The men steadfastly refused to take the helicopter up without him on board and the priest’s voice echoed through the hills for the Holy Ghost to deliver his church, be it but a humble motor car, to safety. Then Father Danny revved the vehicle until the engine was full throttle and roaring. Will, smiling down on the impasse, wished Donny and Inso were there to see their old coach having a go, in broad daylight, instead of sneaking around the bush at night. The helicopter pilot who had been standing across the road having a smoke, froze, his blood-drained face registering total disbelief, then turned, ran and jumped into the helicopter. One of the other men wrestled with the priest for the key to the car which he was trying in vain to pull out of the ignition. The other mine man, brandishing a knife he had taken out of the sheath attached to his belt, circled the front of the Valiant in a primordial crouching position, and slashed all of the tyres. Air rushed out of the wheels within moments, leaving the car sitting on the wheel rims. The two men tried wrestling with the pugilistic priest, now red-faced with anger, who had by God’s will, so he announced, been given permission to fight like an ordinary man.

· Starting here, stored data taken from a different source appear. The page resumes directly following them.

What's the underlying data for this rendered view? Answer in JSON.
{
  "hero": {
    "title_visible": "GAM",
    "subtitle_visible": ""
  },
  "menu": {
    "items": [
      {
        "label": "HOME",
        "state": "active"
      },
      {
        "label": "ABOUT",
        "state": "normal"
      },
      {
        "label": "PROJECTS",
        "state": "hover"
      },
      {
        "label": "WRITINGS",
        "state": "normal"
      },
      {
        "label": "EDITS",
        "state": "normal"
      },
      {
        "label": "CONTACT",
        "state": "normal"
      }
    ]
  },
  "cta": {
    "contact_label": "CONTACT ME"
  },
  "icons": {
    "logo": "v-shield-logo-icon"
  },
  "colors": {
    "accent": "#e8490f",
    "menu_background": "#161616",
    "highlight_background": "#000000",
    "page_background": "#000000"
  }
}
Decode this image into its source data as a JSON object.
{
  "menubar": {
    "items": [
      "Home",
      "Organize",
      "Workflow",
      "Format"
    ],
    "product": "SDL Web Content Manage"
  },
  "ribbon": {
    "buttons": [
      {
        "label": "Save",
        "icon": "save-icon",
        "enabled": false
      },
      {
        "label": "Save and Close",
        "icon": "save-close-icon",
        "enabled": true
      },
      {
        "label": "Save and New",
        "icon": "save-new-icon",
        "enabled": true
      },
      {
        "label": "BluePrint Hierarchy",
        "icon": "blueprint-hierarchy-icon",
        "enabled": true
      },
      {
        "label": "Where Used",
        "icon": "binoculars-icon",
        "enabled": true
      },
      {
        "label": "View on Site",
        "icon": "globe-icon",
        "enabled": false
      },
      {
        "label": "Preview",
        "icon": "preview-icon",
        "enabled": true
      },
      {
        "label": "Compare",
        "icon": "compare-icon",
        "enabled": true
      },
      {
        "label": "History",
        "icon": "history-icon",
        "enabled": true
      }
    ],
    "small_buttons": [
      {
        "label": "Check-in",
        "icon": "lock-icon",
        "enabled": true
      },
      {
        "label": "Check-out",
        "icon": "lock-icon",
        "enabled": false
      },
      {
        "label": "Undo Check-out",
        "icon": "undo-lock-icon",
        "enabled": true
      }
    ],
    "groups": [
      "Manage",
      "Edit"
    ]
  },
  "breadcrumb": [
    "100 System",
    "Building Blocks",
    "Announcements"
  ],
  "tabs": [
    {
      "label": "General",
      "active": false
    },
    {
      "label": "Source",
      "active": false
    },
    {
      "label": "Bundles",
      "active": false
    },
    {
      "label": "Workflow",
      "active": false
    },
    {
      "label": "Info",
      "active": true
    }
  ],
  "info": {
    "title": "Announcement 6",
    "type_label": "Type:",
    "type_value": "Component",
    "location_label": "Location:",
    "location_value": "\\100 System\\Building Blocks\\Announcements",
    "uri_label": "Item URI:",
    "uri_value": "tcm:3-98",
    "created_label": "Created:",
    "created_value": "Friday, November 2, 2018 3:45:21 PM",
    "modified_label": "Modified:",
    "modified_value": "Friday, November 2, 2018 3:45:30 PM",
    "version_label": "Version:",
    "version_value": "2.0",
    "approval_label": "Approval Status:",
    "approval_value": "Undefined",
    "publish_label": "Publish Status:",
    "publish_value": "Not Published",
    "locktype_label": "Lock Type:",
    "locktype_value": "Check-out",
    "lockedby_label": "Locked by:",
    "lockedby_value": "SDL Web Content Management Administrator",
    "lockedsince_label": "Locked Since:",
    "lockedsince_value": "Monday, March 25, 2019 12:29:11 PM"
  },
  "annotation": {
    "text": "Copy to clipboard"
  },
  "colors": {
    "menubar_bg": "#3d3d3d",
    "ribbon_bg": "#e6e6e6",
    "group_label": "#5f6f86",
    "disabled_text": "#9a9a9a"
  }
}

The priest spoke in a grave voice to the two men circling him, one with the knife, saying he had no intention of leaving his car or ever to fly in a helicopter. ‘The only flying I was prepared for, before you desecrated the holy tyres of the Lord’s cathedral here, was rally car driving, and the final day when hopefully, I might lift off on the lightness of stored virtue if it pleases the Lord to fly to the kingdom of heaven.’

A little bit of local knowledge always went a long way, and it was considered as being respectful in these parts not to pick a fight with the priest. Father Danny was a prize of the Gulf. Locals knew his background as an ex-heavyweight fighter when he was young in his former diocese down South, in the big smoke’s poor streets in a formidable place like Sydney. If that was not enough for reverence, they also knew the kind of Irishman he was, because he had told them he had been bred on brine fish, and the sea winds, and a good fight on the Irish docks. He had in former times been an advertisement of triumph for the common masses, a poster of promise hanging on the bedroom walls of the country’s youth, the nation’s hope for Olympic gold. But the good Lord called him up right on the eve of the big fight and said to him, ‘Hey! Danny, I will be needing a strong man like you elsewhere.’

Well! Father Danny just dropped Ireland like a hot potato, and he cried out behind him, as he walked off, ‘Flame fame!’ In haste to be gone, he barely left enough time to say goodbye to his Mother, let alone farewell to the Motherland, before he jumped with the excited energy of youth onto the next ship sailing halfway around the globe. He travelled for six hundred days through numerous lands, soils and weather, impatiently asking the Lord if this or that was it, until he found the place of his calling. So it was, the late sunlight shining on the wide tussock saltpans in the bush diocese of the Gulf of Carpentaria was for the Irish pilgrim. If you watched Father Danny over thirty-odd years of teaching Christianity through the art of boxing, song and abuse, you saw for yourself that holy sacrifice could be given and received with joy, through the many good fighting Catholics Father Danny had created in the makeshift boxing rings from lines drawn on the beaches of the Gulf, through salt down in the salty claypans, or on the red soil with the spinifex shovelled away.